Miyuki kembali berbicara pada Bimo, 《”Kau juga dengar apa yang wanita itu katakan, kan?”》tanya Miyuki pada Bimo. Setelah melihat anggukan Bimo, dia berbicara lagi, 《”Aku cuma punya tiga mana potion lagi. Berarti aku hanya bisa membunuh 21 monster. Sisanya aku serahkan pada mu.”》


“Saya akan berusaha menanganinya.” Sahut Bimo.


Rasa percaya dirinya kini muncul setelah melihat sendiri kekuatannya yang telah menghabisi monster-monster virtual dengan sangat mudah.


《”Tidak akan ada masalah walaupun monster akan tujuh kali respawn. Selama energi Mana mu masih ada, mereka bukanlah lawan mu.”》


“Tapi, bagaimana dengan boss nya?”


《”Boss Dungeon biasanya memiliki total kekuatan dan juga energi Mana yang sama banyak dengan setengah dari total pasukannya.”》


“Oh…, dari mana kau tahu itu?” tanya Anna, tertarik dengan pembicaraan mereka.


《”Aku…, membacanya.”》


Anna mengerutkan keningnya. “Aku tidak pernah membaca hal seperti itu di situs resmi Asosiasi. Apakah mereka kurang update?”


《”Mungkin…”》


Anna berpaling menatap ke layar, dimana ia bisa melihat Miyuki yang sesang berada di dalam salah satu ruangan luas di ruang bawah tanah.


"Cara bertarung dan gerakan yang sangat efektif seperti itu... Bukan sebuah seni bela diri, tapi seni membunuh." Pikir Anna, sambil terus menatap layar raksasa.


Anna sudah belajar seni menggunakan berbagai macam senjata untuk membunuh selama 15.000 tahun dari visi dalam benaknya selama berada di planet asing.


Dia tahu bahwa teknik menggunakan dua senjata yang Miyuki miliki bukanlah sebuah seni bela diri. Itu adalah teknik membunuh, yang memangkas banyak gerakan tidak perlu dalam bertarung.


Dalam gerakan lambat, Anna melihat Miyuki sudah membaca pergerakan 7 Lizardman sebelum ia bergerak menyerang.


Semua gerakan menebas dan menusuknya di lakukan dengan penuh percaya diri, tanpa adanya keraguan bahwa serangan itu akan meleset.


Anna juga melihat status stamina pilot masih utuh 100%. Yang artinya, berlarian dan bergerak cepat saat menyerang monster virtual seperti tadi, tidak menguras stamina Miyuki sama sekali.


'Siapa kau sebenarnya?'


°°°


“Mereka sudah bermunculan.” Ucap Bimo mengingatkan, saat ia melihat bayangan puluhan monster tampak di kejauhan, di antara semak-semak belukar dan rawa-rawa.


《”Aku harus menghemat mana potion.
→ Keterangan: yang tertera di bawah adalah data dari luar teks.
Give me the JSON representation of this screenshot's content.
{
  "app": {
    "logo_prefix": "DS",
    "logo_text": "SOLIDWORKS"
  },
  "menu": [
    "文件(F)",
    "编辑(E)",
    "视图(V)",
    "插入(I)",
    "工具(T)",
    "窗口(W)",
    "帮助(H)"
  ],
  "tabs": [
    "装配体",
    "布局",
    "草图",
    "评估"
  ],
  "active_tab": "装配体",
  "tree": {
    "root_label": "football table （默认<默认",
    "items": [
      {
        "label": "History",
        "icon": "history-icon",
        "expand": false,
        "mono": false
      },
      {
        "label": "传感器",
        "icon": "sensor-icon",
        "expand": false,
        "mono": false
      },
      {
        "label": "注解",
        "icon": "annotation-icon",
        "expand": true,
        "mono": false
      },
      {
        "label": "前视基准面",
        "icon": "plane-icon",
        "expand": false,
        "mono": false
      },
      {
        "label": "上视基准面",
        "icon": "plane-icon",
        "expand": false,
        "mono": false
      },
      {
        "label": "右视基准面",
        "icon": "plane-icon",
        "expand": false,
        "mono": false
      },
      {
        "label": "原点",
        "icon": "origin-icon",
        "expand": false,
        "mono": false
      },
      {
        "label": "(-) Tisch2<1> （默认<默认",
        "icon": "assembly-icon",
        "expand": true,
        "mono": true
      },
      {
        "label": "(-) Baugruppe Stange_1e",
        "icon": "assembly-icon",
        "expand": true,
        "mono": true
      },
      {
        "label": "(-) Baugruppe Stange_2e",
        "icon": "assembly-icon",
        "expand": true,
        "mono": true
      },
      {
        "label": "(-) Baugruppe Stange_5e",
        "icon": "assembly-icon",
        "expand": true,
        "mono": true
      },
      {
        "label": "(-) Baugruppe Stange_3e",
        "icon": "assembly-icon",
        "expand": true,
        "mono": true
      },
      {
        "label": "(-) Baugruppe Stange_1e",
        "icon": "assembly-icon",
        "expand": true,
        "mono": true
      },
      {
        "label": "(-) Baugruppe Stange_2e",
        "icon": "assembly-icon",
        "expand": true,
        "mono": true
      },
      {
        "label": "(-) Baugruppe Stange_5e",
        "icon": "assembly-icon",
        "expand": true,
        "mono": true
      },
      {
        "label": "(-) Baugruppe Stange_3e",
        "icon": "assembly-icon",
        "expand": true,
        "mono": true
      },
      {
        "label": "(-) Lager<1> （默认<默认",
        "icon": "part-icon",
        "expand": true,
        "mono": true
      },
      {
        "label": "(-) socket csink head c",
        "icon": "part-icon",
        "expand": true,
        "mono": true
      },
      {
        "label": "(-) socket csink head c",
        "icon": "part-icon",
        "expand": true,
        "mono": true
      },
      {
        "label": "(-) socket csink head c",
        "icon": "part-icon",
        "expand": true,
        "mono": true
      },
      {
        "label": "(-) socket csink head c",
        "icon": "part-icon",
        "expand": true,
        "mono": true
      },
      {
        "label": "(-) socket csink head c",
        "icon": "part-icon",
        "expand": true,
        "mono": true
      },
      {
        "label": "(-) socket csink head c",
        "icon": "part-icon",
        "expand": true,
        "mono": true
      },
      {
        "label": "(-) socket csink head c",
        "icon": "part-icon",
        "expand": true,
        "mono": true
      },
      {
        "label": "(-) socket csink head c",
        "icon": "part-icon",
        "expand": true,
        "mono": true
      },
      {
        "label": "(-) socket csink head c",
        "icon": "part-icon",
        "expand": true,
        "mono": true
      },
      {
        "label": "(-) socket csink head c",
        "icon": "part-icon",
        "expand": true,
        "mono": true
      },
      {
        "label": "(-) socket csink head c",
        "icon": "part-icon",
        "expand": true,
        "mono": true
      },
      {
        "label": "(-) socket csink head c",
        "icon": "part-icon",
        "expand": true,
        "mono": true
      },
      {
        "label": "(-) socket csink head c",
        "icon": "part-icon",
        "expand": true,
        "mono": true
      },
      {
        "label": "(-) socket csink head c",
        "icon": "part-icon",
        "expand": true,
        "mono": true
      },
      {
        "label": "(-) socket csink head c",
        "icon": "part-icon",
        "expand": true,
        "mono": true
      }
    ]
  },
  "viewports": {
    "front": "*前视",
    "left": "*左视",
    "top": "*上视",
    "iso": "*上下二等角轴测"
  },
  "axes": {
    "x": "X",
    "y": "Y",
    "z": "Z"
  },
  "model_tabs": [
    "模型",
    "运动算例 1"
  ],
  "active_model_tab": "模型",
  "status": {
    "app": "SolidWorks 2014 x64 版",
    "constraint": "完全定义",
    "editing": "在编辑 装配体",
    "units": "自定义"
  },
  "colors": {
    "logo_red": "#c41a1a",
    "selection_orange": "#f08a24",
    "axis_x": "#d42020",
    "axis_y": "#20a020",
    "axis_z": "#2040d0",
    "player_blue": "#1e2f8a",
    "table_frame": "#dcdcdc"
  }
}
Kau gunakan saja taunt skill mu. Tarik mereka kemari dan langsung musnahkan. Itu sangat…”》Miyuki tiba-tiba menghentikan ucapannya saat melihat puluhan dan ratusan monster lain yang kembali bermunculan.


Tidak hanya sekali, bahkan hal tersebut berulang sampai 6 kali. Monster telah respawn sebanyak 6 kali sekaligus dengan jeda tak sampai 5 detik.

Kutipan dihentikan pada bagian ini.